Yes, it is, his terrestrial self retorts loftily. And nearly adds, “my good woman.”
“You’re not dual nationality or anything, then, are you?” No, I’m not.
“So this is the passport you’re traveling on, is it?”—turning another page.
Yes.
“Georgia, Russia?” Yes.
“And that’s where you’ve just arrived from, is it? Tbilisi?”
No. Istanbul.
“And was it something about Istanbul you were wanting to talk about? Or Georgia?”
I wish to speak to a senior officer, Oliver repeats. They traverse a corridor crammed with frightened Asians seated on sui
tcases. They enter a windowless interviewing room with a table screwed to the floor and a mirror screwed to the wall. In his self-induced trance Oliver sits unbidden to the table and marvels at himself in the mirror.
“So I’m going to find someone for you, right?” she says severely. “I’m going to keep your passport and you’ll get it back later, right? Somebody will come as soon as they can. Right?”
Right. Everything absolutely right as rain. Half an hour passes, the door opens, but instead of a full admiral dripping with gold braid, a scrawny blond boy in white shirt and uniform trousers appears bearing a cup of sweet tea and two sugary biscuits.

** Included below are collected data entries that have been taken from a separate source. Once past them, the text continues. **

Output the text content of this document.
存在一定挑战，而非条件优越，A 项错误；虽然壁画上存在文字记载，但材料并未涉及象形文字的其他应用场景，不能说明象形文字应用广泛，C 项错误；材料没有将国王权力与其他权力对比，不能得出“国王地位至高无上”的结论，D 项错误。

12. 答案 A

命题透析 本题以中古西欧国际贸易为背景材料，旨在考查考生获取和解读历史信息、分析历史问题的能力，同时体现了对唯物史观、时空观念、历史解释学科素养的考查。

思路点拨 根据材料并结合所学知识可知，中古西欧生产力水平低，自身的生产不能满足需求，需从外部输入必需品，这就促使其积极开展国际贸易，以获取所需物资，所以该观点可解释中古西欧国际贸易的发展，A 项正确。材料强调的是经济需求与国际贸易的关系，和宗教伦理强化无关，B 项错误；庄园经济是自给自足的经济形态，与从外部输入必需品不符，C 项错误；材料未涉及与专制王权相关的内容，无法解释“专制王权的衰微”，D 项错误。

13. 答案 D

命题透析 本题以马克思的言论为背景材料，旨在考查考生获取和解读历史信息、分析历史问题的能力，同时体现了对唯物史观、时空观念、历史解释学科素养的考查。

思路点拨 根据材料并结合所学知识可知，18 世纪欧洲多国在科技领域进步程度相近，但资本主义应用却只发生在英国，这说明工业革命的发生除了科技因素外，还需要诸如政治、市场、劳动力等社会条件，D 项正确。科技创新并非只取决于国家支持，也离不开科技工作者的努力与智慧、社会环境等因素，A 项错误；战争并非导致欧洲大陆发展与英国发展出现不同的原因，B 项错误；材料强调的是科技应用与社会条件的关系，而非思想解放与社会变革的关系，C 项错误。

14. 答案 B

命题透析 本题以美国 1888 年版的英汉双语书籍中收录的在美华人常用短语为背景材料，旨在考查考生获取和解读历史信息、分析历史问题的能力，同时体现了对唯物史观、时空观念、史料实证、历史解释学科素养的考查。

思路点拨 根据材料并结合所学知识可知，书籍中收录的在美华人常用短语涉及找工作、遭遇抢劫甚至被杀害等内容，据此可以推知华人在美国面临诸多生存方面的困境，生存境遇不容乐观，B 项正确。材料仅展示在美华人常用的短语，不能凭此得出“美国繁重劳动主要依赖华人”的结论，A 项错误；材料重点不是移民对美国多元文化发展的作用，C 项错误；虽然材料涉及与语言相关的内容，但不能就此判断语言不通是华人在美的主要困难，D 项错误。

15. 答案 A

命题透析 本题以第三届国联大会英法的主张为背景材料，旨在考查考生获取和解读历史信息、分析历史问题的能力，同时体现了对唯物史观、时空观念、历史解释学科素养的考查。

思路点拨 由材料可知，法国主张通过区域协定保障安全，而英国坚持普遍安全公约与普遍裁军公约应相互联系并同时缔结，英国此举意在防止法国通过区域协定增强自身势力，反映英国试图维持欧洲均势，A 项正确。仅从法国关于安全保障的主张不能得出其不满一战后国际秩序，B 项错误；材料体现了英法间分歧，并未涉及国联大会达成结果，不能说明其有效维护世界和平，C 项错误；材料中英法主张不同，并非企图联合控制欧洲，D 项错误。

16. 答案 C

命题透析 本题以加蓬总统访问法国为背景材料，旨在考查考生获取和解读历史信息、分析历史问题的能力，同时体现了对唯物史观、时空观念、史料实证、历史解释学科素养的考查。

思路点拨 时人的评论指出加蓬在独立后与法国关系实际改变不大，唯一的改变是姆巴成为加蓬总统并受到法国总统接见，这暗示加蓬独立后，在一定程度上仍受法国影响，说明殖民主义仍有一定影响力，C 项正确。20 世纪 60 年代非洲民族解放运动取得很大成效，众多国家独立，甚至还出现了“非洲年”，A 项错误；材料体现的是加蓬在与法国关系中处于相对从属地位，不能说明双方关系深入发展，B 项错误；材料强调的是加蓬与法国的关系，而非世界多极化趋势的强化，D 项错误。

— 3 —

“Sorry about this, sir. It’s the season, I’m afraid. Everybody going everywhere for Christmas. An appropriate officer is on his way to you. You asked for somebody senior, I believe.”
Yes, I did. The boy stands himself behind Oliver’s shoulder, watching him drink his tea.
“Nothing like a nice cuppa when we get back to the old country, is there?” he says to Oliver’s reflection in the mirror. “Got a home address at all, sir?”
Oliver spells out his glitzy Chelsea address while the boy writes it in a notebook.
“How long you been in Istanbul, then?”
Couple of nights.
“That was long enough, was it, for what you had to do?”
Quite long enough.
“Pleasure or business?”
Business.
“Been there before?”
A few times.
“Always visit the same people, do you, when you go to Istanbul?” Pretty much.
“Travel a lot, do you, in your line of work?”
Too much, sometimes.
“Gets you down, does it?”
It can do. Depends. Oliver’s terrestrial self is becoming bored and apprehensive. Wrong time, wrong place, he is telling himself. Nice idea but a bit over the top. Ask for passport back, taxi home, large nightcap, bite the bullet, get on with life.